ETOOBUSY 🚀 minimal blogging for the impatient
CORS quick note
TL;DR
A quick note on CORS for my future self.
From time to time, I try to program a frontend/backend pair with a JavaScript-based part in the browser and a Perl-based backend on some server.
And I regularly hit against the CORS wall. Yes, Cross-Origin Resource Sharing.
So, it’s time to jot down a few notes that will help my future self figure things out quicker this time:
- CORS is a protection mechanism meant to help browsers do the
right thing when a page on domain
visible.to-user.com
tries to consume an API frombehind.the-courtains.org
. - By default these calls would be blocked by the browser because the two domains are different.

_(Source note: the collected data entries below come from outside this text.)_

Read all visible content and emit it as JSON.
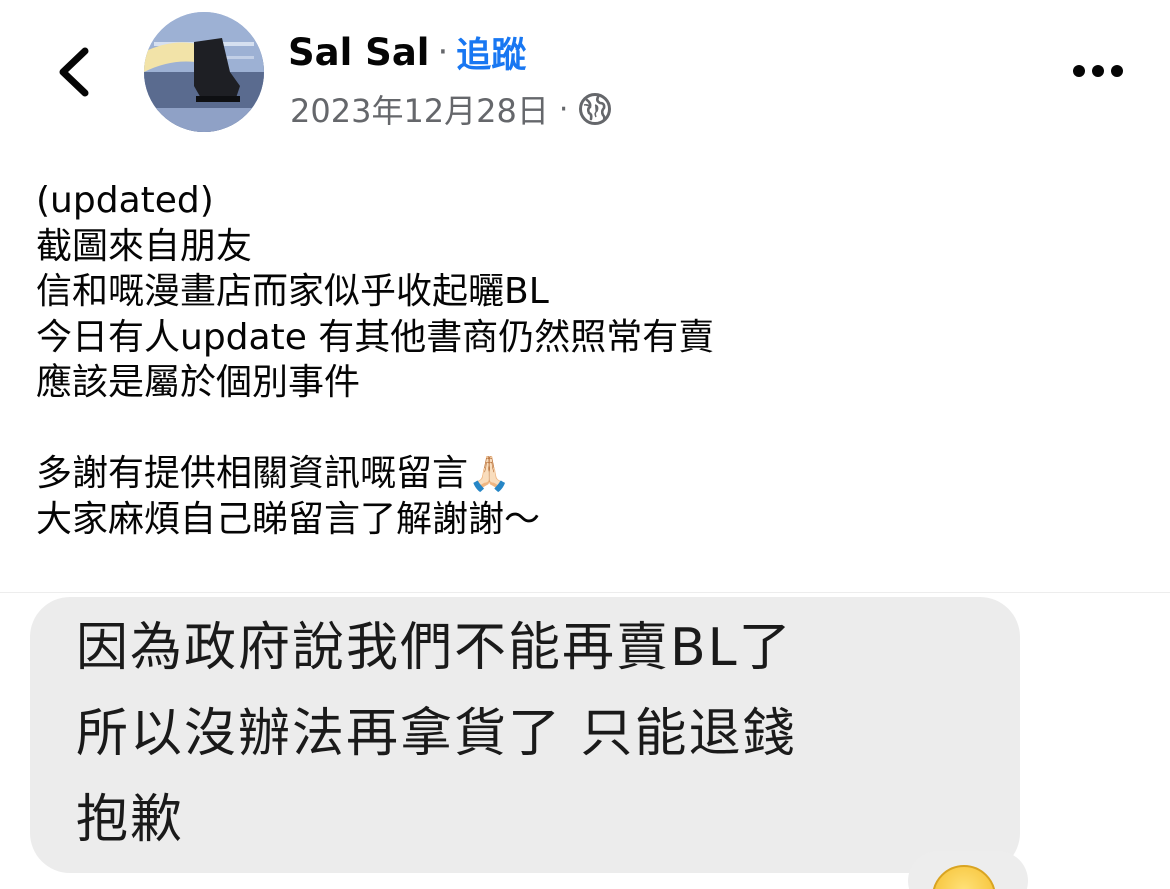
{
  "header": {
    "author": "Sal Sal",
    "separator": "·",
    "follow_label": "追蹤",
    "date": "2023年12月28日",
    "meta_separator": "·",
    "icons": {
      "back": "chevron-left-icon",
      "audience": "globe-icon",
      "more": "more-options-icon"
    }
  },
  "post": {
    "lines": [
      "(updated)",
      "截圖來自朋友",
      "信和嘅漫畫店而家似乎收起曬BL",
      "今日有人update 有其他書商仍然照常有賣",
      "應該是屬於個別事件",
      "",
      "多謝有提供相關資訊嘅留言",
      "大家麻煩自己睇留言了解謝謝～"
    ],
    "emoji_after_line_7": "🙏🏻"
  },
  "screenshot": {
    "message_lines": [
      "因為政府說我們不能再賣BL了",
      "所以沒辦法再拿貨了 只能退錢",
      "抱歉"
    ],
    "reaction_icon": "crying-face-icon"
  },
  "colors": {
    "accent": "#1877f2",
    "secondary_text": "#65676b",
    "bubble": "#ececec"
  }
}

- To allow this traffic, the API-providing host can say that it’s OK to
receive calls that come from a different origin, i.e. that come from
a resource in a different domain than the API. In the specific
example, host
behind.the-courtains.org
might signal that it’s OK to receive requests that are originated fromvisibile.to-user.com
. - This green light is provided by means of a header
Access-Control-Allow-Origin
, to be set by the serving side in the response. - When in the conditions of doing a cross-origin request, browsers
usually do a preflight request to figure what’s OK to request via
the API, by means of an
OPTIONS
query. For this reason, it’s better to also supportOPTIONS
requests.
In Mojolicious this can be a quick and dirty proof of concept:
# handle CORS from the server side, i.e. in behind.the-courtains.org
options '/path/to/resource' => sub ($c) {
$c->res->headers->header(
'Access-Control-Allow-Origin' => 'visible.to-user.com');
$c->render(code => 204);
};
post '/path/to/resource' => sub ($c) {
$c->res->headers->header(
'Access-Control-Allow-Origin' => 'visible.to-user.com');
return $c->render(json => {everything => 'OK'});
};
Last, if you want your API consumable everywhere by anybody… use *
instead of the server’s domain name.